In den Jahren zuvor hatte Guede im Gefängnis ein Fernstudium in Geschichte und internationaler Kooperation abgeschlossen – mit der Bestnote. Dank guter Führung wurde ihm am Dienstag die Reststrafe von 45 Tagen erlassen – er ist nun wieder ein freier Mann.

Brutaler Mord in der Studentenwohnung

Die vorzeitige Haftentlassung Guedes ist der letzte Akt eines Justizdramas, das jahrelang und weit über die Grenzen Italiens hinaus für Schlagzeilen gesorgt hat. Es begann mit einem brutalen Mord in der Halloween-Nacht des Jahres 2007: Die 21-jährige britische Austauschstudentin Meredith Kercher aus Leeds wurde am 2. November halbnackt und mit zerstochener Kehle in ihrer Studentenwohnung in Perugia aufgefunden. Vor ihrem Tod war sie vergewaltigt worden.

Der Tatverdacht fiel schnell auf Kerchers Mitbewohnerin und Kommilitonin Amanda Knox aus Seattle, deren damaligen Freund Raffaele Sollecito sowie auf den Hilfsarbeiter Rudy Guede. Die Ermittler vermuteten, dass es in der Wohnung zu Gruppensex gekommen sei, der im Drogenrausch außer Kontrolle geraten ist.

Teilgeständnis von Guede

Guede war nach dem Mord nach Deutschland geflüchtet, wo er einige Wochen später verhaftet wurde. Er wurde wegen gemeinschaftlich begangenen Mordes und wegen Vergewaltigung zu 16 Jahren Gefängnis verurteilt. Wegen eines Teilgeständnisses hatte er eine mildere Strafe bekommen. Angesichts des Umstandes, dass seine DNA auf dem Körper von Kercher gefunden wurde, hatte er das Sexualverbrechen gestanden.

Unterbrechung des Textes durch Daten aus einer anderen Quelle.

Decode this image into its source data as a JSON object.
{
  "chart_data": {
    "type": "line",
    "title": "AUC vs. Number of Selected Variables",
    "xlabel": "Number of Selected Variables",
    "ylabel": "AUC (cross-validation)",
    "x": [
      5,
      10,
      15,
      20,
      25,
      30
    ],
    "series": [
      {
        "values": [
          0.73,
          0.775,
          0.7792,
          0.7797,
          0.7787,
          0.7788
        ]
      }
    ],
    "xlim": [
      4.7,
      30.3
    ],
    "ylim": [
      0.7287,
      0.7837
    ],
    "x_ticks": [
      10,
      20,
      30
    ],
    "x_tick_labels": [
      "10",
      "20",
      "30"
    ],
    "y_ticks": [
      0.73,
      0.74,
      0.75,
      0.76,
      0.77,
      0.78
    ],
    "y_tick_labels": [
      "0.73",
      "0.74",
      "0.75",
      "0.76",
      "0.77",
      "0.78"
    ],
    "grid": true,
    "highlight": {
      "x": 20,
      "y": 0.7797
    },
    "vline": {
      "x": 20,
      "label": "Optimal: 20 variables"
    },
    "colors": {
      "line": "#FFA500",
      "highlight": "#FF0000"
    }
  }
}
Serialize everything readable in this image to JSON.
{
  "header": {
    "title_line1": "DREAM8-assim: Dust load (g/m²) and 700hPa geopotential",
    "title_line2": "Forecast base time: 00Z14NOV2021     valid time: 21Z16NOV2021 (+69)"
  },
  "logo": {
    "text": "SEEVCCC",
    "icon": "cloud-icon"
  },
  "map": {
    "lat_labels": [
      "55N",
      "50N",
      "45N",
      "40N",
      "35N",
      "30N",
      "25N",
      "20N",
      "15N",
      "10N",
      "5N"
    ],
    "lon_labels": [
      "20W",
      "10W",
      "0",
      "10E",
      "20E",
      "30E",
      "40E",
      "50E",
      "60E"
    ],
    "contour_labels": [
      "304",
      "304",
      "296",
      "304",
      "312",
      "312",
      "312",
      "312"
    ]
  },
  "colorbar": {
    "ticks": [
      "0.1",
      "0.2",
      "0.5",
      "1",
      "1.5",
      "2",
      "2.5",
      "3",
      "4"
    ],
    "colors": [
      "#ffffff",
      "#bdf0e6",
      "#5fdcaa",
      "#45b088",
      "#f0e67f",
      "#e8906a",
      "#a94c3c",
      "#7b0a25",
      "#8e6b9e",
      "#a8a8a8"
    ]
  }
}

Dagegen bestritt er entschieden, den Mord begangen zu haben. Stattdessen beschuldigte Guede Amanda Knox und Raffaele Sollecito, die Britin erstochen zu haben. Bei dieser Version bleibt er bis heute. Das ehemalige amerikanisch-italienische Liebespaar dagegen erklärte, mit der Tötung nichts zu tun zu haben.

Jahrelange Gerichtsodyssee

Aufgrund von zahlreichen Ungereimtheiten in ihren Aussagen glaubten ihnen die Ermittler nicht – und so begann für den "Engel mit Eisaugen", wie Knox von den Medien genannt wurde, und für ihren Freund eine jahrelange Gerichtsodyssee. In einem ersten Urteil wurden die beiden 2009 zu 26 und 25 Jahren Gefängnis verurteilt; zwei Jahre später erfolgte ein erster Freispruch durch ein Appellationsgericht.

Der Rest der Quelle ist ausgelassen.